The G620s switches were rolled out over a day or two towards the end of last year. The switches are now delivering a fully redundant, low latency storage network fabric with 32Gpbs links for the QBI.

“I could see a very clear path of NVMe flash storage latency coming down the pipeline at me,” Carroll said. “I could see that there was going to be an aggressive play in the very high throughput, very low latency flash space.

“And I could already see that connecting those networks over anything less than a 16-gig or a 32-gig fibre channel fabric or an EDR InfiniBand fabric was probably going to deliver pretty lacklustre results given the tolerances that exist in technologies like NVMe or even Intel’s [Optane].”
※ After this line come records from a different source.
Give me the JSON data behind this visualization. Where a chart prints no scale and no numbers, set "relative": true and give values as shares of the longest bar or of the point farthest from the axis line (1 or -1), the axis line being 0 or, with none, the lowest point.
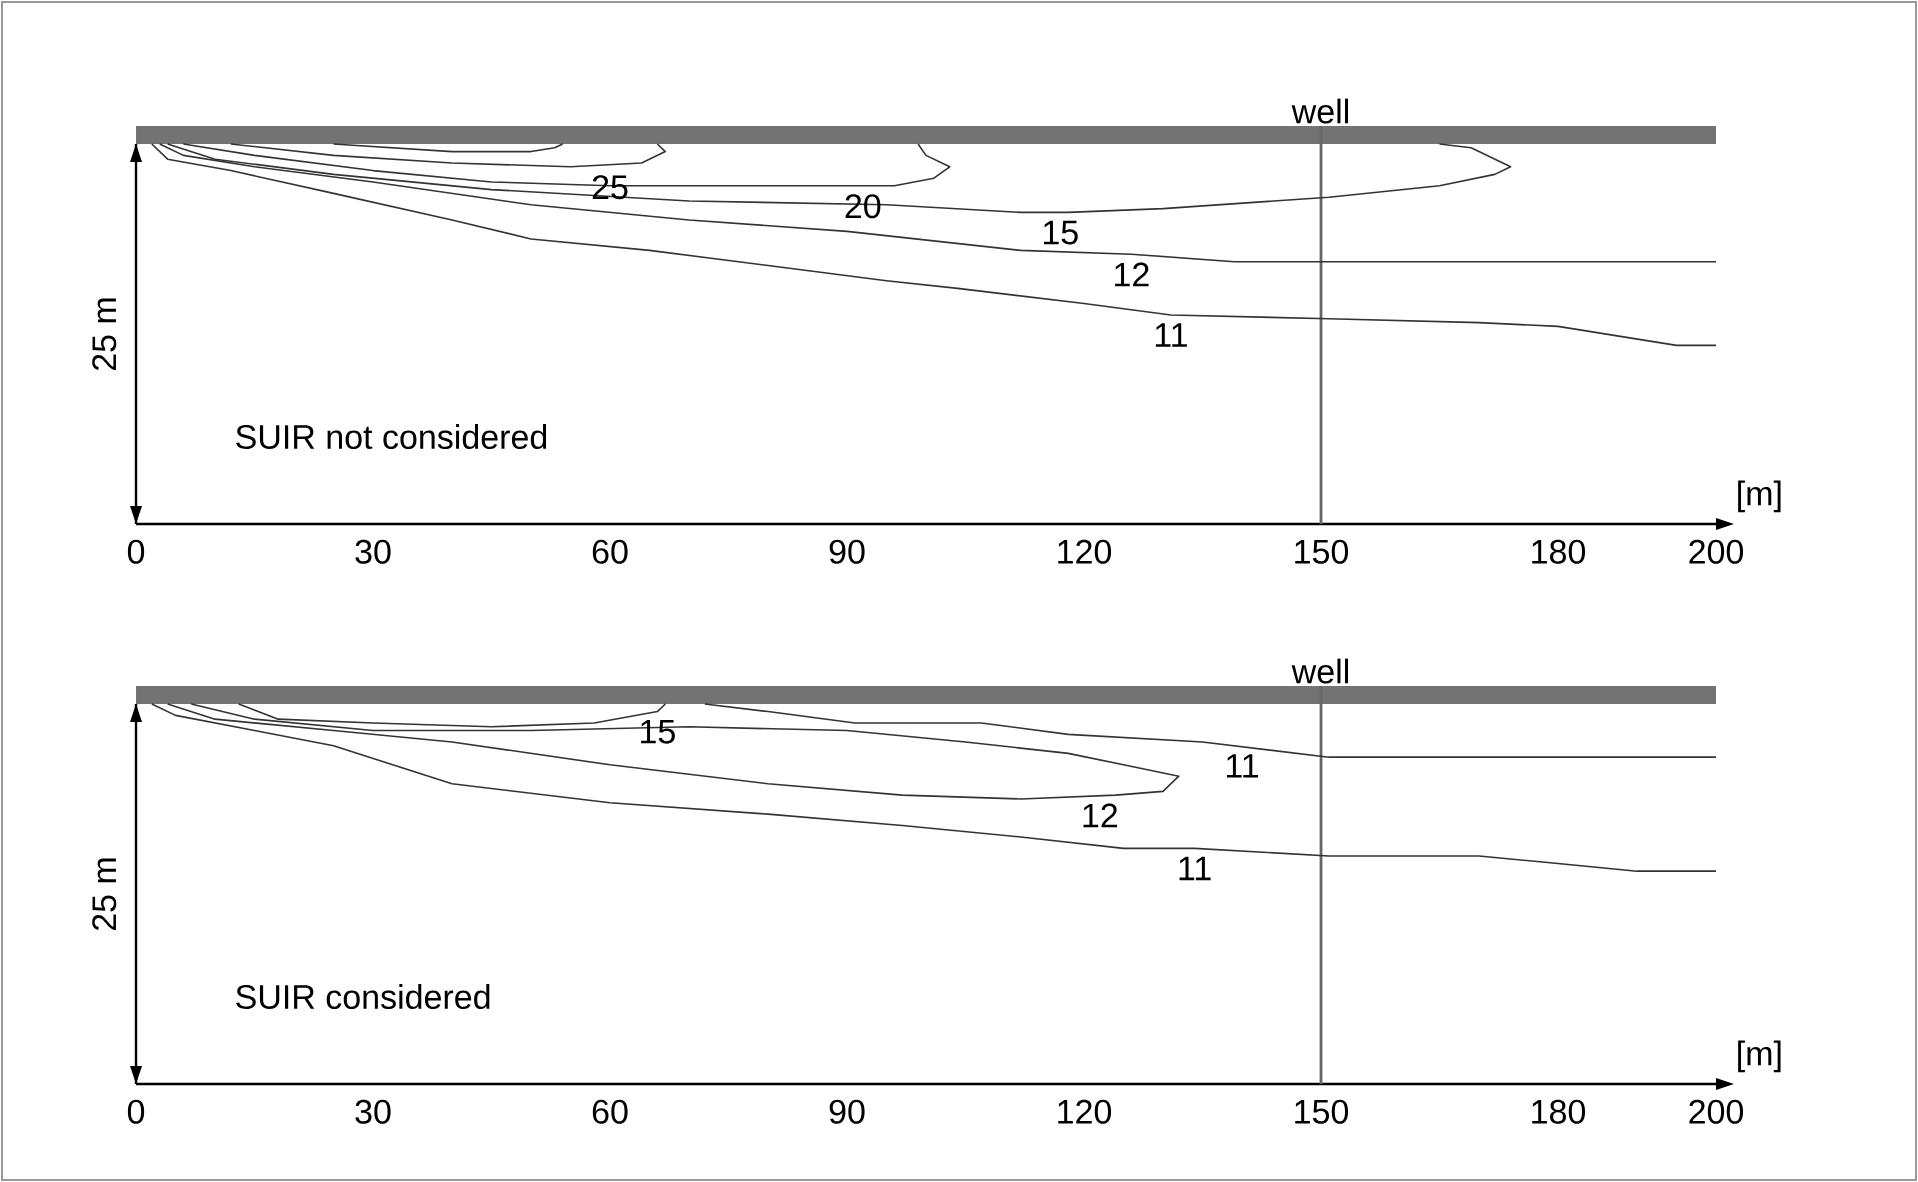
{
  "chart_data": [
    {
      "type": "line",
      "relative": true,
      "xlim": [
        0,
        200
      ],
      "xticks": [
        0,
        30,
        60,
        90,
        120,
        150,
        180,
        200
      ],
      "xlabel": "[m]",
      "ylabel": "25 m",
      "series": [
        {
          "color": "#333333",
          "x": [
            25,
            40,
            50,
            53,
            54
          ],
          "values": [
            1.0,
            0.98,
            0.98,
            0.99,
            1.0
          ]
        },
        {
          "color": "#333333",
          "x": [
            12,
            25,
            40,
            55,
            64,
            67,
            66
          ],
          "values": [
            1.0,
            0.97,
            0.95,
            0.94,
            0.95,
            0.98,
            1.0
          ]
        },
        {
          "color": "#333333",
          "x": [
            6,
            15,
            30,
            45,
            60,
            75,
            88,
            96,
            101,
            103,
            100,
            99
          ],
          "values": [
            1.0,
            0.97,
            0.93,
            0.9,
            0.89,
            0.89,
            0.89,
            0.89,
            0.91,
            0.94,
            0.97,
            1.0
          ]
        },
        {
          "color": "#333333",
          "x": [
            4,
            10,
            25,
            45,
            70,
            95,
            112,
            118,
            130,
            151,
            165,
            172,
            174,
            169,
            165
          ],
          "values": [
            1.0,
            0.96,
            0.92,
            0.88,
            0.85,
            0.84,
            0.82,
            0.82,
            0.83,
            0.86,
            0.89,
            0.92,
            0.94,
            0.99,
            1.0
          ]
        },
        {
          "color": "#333333",
          "x": [
            3,
            6,
            15,
            30,
            50,
            70,
            90,
            112,
            126,
            139,
            160,
            200
          ],
          "values": [
            1.0,
            0.97,
            0.94,
            0.9,
            0.84,
            0.8,
            0.77,
            0.72,
            0.71,
            0.69,
            0.69,
            0.69
          ]
        },
        {
          "color": "#333333",
          "x": [
            2,
            4,
            12,
            25,
            40,
            50,
            65,
            80,
            95,
            104,
            120,
            131,
            151,
            170,
            180,
            195,
            200
          ],
          "values": [
            1.0,
            0.96,
            0.93,
            0.87,
            0.8,
            0.75,
            0.72,
            0.68,
            0.64,
            0.62,
            0.58,
            0.55,
            0.54,
            0.53,
            0.52,
            0.47,
            0.47
          ]
        }
      ],
      "annotations": [
        "SUIR not considered",
        {
          "text": "25",
          "x": 60,
          "y": 0.94
        },
        {
          "text": "20",
          "x": 92,
          "y": 0.89
        },
        {
          "text": "15",
          "x": 117,
          "y": 0.82
        },
        {
          "text": "12",
          "x": 126,
          "y": 0.71
        },
        {
          "text": "11",
          "x": 131,
          "y": 0.55
        }
      ],
      "ref_lines": [
        {
          "axis": "x",
          "value": 150,
          "label": "well",
          "color": "#666666"
        }
      ]
    },
    {
      "type": "line",
      "relative": true,
      "xlim": [
        0,
        200
      ],
      "xticks": [
        0,
        30,
        60,
        90,
        120,
        150,
        180,
        200
      ],
      "xlabel": "[m]",
      "ylabel": "25 m",
      "series": [
        {
          "color": "#333333",
          "x": [
            13,
            18,
            30,
            45,
            58,
            66,
            67
          ],
          "values": [
            1.0,
            0.96,
            0.95,
            0.94,
            0.95,
            0.98,
            1.0
          ]
        },
        {
          "color": "#333333",
          "x": [
            72,
            80,
            91,
            107,
            118,
            135,
            151,
            175,
            200
          ],
          "values": [
            1.0,
            0.98,
            0.95,
            0.95,
            0.92,
            0.9,
            0.86,
            0.86,
            0.86
          ]
        },
        {
          "color": "#333333",
          "x": [
            4,
            10,
            25,
            40,
            60,
            80,
            97,
            112,
            124,
            130,
            132,
            125,
            118,
            105,
            90,
            70,
            50,
            30,
            15,
            7
          ],
          "values": [
            1.0,
            0.96,
            0.93,
            0.9,
            0.84,
            0.79,
            0.76,
            0.75,
            0.76,
            0.77,
            0.81,
            0.84,
            0.87,
            0.9,
            0.93,
            0.94,
            0.93,
            0.93,
            0.96,
            1.0
          ]
        },
        {
          "color": "#333333",
          "x": [
            2,
            5,
            15,
            25,
            40,
            60,
            80,
            97,
            112,
            125,
            134,
            151,
            170,
            180,
            190,
            200
          ],
          "values": [
            1.0,
            0.97,
            0.93,
            0.89,
            0.79,
            0.74,
            0.71,
            0.68,
            0.65,
            0.62,
            0.62,
            0.6,
            0.6,
            0.58,
            0.56,
            0.56
          ]
        }
      ],
      "annotations": [
        "SUIR considered",
        {
          "text": "15",
          "x": 66,
          "y": 0.98
        },
        {
          "text": "11",
          "x": 140,
          "y": 0.89
        },
        {
          "text": "12",
          "x": 122,
          "y": 0.76
        },
        {
          "text": "11",
          "x": 134,
          "y": 0.62
        }
      ],
      "ref_lines": [
        {
          "axis": "x",
          "value": 150,
          "label": "well",
          "color": "#666666"
        }
      ]
    }
  ]
}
“I kind of thought: ‘You know what, let’s make sure we rig this thing up for the next five to seven years and let the flash storage stretch its legs.’

“Don’t put capital investment or operational expenditure into devices which you are only going to hamstring with your fabric. Because we know what they can do – we’ve seen it in the lab. It’s very important you don’t effectively waste your investment.”